How to Get Prompt Processing of Your Medical Billing Claims
When processing claims in medical billing, the payer enters the claim into its processing software. What happens next depends on the claim. Claims that are compliant with the provider contract and patient’s plan guidelines are usually paid promptly.
Claims that involve high dollar amounts or that need supporting documentation usually require manual processing. Unlike most claims, which are processed by computers, claims requiring manual processing need to be reviewed by a human. In addition to simply looking at the procedures, the payer reviews the diagnosis and other applicable documentation.
For example, if the provider contract includes a carve-out for, say, implants, then the payer needs to see the invoice(s) and calculate the correct payment for that line. Or if a provider has billed an unlisted code and the contract allows payment for this code, then the payer may need to review additional information to determine which procedure the unlisted code represents. As expected, manual claims processing takes longer.
Each state has an insurance department or commissioner, and any commercial payers who violate state prompt pay laws or contractually obligated payment timelines may be reported to the appropriate official. When this happens, the department investigates the complaint and may take action either by serving notice to the payer that payment must be made immediately or, if necessary, revoking or suspending the payer’s license to do business in that state.
Keep in mind, however, that, even though payers are obligated by contracts to pay claims within a specific time period, that obligation is not enforceable if the provider doesn’t submit the claims correctly or completely.
To pay for services rendered, the payer relies on the claims to be correct and truthful, often using a method called claims matching. When specific services are performed, several providers submit claims for the same patient.

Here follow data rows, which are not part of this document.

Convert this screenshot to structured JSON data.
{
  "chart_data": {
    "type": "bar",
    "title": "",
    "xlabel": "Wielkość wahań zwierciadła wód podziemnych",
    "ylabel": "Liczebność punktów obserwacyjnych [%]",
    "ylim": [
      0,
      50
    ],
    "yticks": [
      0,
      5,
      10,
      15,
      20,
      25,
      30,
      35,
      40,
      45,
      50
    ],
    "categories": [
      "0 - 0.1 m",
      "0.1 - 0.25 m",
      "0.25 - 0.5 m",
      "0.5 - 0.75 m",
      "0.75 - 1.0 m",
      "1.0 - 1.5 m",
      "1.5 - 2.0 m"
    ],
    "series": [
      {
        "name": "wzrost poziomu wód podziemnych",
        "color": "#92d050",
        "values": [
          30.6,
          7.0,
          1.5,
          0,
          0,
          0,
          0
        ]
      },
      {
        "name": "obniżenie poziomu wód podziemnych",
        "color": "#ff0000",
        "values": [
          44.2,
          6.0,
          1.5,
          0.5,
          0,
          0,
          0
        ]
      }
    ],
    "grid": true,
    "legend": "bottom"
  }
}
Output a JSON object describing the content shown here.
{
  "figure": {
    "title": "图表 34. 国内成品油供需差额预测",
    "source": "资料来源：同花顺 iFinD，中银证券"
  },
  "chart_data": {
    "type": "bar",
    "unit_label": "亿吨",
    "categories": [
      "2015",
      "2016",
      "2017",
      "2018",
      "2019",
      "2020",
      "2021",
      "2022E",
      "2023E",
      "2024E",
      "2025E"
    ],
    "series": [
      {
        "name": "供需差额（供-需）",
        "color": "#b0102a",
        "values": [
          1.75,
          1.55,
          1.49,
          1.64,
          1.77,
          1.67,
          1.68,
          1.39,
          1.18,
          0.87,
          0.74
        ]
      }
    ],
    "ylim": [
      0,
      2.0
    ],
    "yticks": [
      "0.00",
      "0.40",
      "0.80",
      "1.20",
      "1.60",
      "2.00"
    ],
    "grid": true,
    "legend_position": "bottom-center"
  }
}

Here’s an example: Say that a patient has a surgery. The surgeon submits a claim; the hospital or facility submits a claim; and the anesthesiologist submits a claim. Each claim is slightly different, of course, because each provider rendered a different service, but the surgeon’s bill, the anesthesiologist’s bill, and the facility’s bill should match — that is, the same procedural codes should be on all three claims.
If you are a facility coder, you are actually breaking compliance rules if you call the physician coder to ask what he or she submitted. Stick to the coding. Both claims are based on the physician documentation, and if you follow coding protocol, the claims should match pretty well.
If the bills don’t match, the payer may request supporting documentation from any or all providers. In addition, if the surgeon and facility each bill for a completely different body part than that submitted on the anesthesia claim, an inquiry will likely occur. (Note: Some payers won’t pay for facility charges or the anesthesia charges until after they’ve reviewed the surgeon’s bill.)
Working together with other providers gets claims paid faster. And that should always be your goal: coding correctly and efficiently to secure accurate and prompt payment for your provider. If additional information is requested from a payer, promptly provide it. Failure to cooperate delays not only your claim but all related claims as well.